By 1880, Kearney reduced his public speaking considerably. His speeches had lost their momentum and by 1883, he returned to the private sector, continuing to run his hauling business, and added an employment agency. He invested in various commodities, real estate, and stocks, and became quite wealthy. He died a rich man in Alameda, just across the bay from San Francisco, in 1907.
Warrior was televised during a period of increased racism in the United States. There was even a focus upon anti-Chinese sentiments in the wake of the coronavirus. For the first season, some of the parallels were uncanny, even disturbingly prophetic considering that it was filmed a year prior. By recalling someone as divisive as Kearney, Warrior elevates itself into something beyond an action drama. It offers some insight into a dark period of American history and reminds us that we aren’t that far from it today, even though well over a century has passed.
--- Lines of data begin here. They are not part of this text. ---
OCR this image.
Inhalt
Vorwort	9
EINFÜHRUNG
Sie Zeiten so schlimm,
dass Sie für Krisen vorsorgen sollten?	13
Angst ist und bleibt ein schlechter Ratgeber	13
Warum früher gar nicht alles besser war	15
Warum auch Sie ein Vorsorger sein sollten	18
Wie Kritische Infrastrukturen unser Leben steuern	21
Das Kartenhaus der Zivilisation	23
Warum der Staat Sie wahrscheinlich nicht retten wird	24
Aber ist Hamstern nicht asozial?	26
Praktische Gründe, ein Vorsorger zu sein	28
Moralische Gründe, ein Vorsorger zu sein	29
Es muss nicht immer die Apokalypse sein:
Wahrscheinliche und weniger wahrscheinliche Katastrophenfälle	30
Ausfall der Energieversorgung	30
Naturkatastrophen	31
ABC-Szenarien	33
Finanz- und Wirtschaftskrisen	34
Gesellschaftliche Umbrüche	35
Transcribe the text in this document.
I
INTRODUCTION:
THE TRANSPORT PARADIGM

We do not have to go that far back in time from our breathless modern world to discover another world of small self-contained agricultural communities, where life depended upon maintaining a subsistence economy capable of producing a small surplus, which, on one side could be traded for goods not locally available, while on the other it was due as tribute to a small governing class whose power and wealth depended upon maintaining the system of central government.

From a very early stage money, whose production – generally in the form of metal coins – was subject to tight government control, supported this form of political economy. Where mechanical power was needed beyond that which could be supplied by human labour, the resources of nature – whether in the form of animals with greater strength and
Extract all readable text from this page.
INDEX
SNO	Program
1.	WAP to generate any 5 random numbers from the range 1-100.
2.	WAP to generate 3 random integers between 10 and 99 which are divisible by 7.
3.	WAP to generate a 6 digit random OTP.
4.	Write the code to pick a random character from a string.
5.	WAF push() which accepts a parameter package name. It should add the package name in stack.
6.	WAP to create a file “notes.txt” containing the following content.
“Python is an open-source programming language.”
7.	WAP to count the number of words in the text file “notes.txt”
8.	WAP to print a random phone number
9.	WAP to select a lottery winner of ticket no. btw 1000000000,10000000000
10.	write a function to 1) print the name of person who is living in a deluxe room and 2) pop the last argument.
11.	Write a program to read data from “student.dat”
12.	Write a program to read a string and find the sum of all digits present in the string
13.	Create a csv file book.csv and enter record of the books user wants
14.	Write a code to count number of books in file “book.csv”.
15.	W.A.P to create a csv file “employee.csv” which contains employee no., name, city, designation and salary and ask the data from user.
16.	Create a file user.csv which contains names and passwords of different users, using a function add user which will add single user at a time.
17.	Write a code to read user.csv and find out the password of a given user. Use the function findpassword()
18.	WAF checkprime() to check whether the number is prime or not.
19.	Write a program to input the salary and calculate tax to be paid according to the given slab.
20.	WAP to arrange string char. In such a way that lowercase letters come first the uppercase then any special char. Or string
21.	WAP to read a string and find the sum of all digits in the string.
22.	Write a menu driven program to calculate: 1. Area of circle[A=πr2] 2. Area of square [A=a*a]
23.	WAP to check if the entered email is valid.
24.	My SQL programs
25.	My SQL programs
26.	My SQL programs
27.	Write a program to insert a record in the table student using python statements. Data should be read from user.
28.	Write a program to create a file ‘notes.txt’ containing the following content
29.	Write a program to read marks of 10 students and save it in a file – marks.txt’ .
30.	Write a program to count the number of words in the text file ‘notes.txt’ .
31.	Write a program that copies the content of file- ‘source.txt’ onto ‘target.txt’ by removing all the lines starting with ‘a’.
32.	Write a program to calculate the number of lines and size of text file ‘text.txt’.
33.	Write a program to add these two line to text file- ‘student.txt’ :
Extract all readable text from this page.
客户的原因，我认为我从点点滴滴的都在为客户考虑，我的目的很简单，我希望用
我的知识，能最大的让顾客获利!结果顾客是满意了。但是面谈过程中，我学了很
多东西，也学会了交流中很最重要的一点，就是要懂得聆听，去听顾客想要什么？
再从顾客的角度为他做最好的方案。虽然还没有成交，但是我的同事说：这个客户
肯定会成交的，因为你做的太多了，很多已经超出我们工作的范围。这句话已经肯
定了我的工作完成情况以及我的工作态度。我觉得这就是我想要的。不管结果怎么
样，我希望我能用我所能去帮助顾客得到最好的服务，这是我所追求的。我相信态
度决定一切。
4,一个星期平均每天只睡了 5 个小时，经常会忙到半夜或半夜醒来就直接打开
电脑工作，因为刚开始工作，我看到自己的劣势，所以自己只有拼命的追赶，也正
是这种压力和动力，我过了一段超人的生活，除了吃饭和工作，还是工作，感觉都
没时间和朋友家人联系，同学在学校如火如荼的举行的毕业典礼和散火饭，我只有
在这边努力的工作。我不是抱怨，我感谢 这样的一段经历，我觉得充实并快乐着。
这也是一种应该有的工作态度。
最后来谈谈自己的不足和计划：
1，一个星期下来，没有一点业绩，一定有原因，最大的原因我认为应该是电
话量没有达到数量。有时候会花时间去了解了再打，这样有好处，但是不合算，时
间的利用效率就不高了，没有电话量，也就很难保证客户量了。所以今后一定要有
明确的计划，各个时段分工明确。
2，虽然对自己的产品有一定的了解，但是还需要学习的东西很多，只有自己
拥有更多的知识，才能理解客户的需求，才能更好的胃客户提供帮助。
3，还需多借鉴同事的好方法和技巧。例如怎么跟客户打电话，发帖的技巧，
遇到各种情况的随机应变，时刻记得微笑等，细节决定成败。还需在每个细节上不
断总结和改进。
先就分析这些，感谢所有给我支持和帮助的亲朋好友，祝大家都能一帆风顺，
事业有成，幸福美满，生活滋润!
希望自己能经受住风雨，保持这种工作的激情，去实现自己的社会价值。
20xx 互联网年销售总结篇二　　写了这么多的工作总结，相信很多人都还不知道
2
Bruce Lee was a pioneering advocate for racial equality. Beyond the Kung Fu action, it’s these timely historic references where Warrior honors Bruce Lee the best. With Cinemax ending production of all its original programming, like Lee, Warrior feels like it’s gone too soon. It has so much more to offer and it was clearly poised to do just that. Hopefully, some other network will pick up this extraordinary series because it has so many more relevant stories to tell.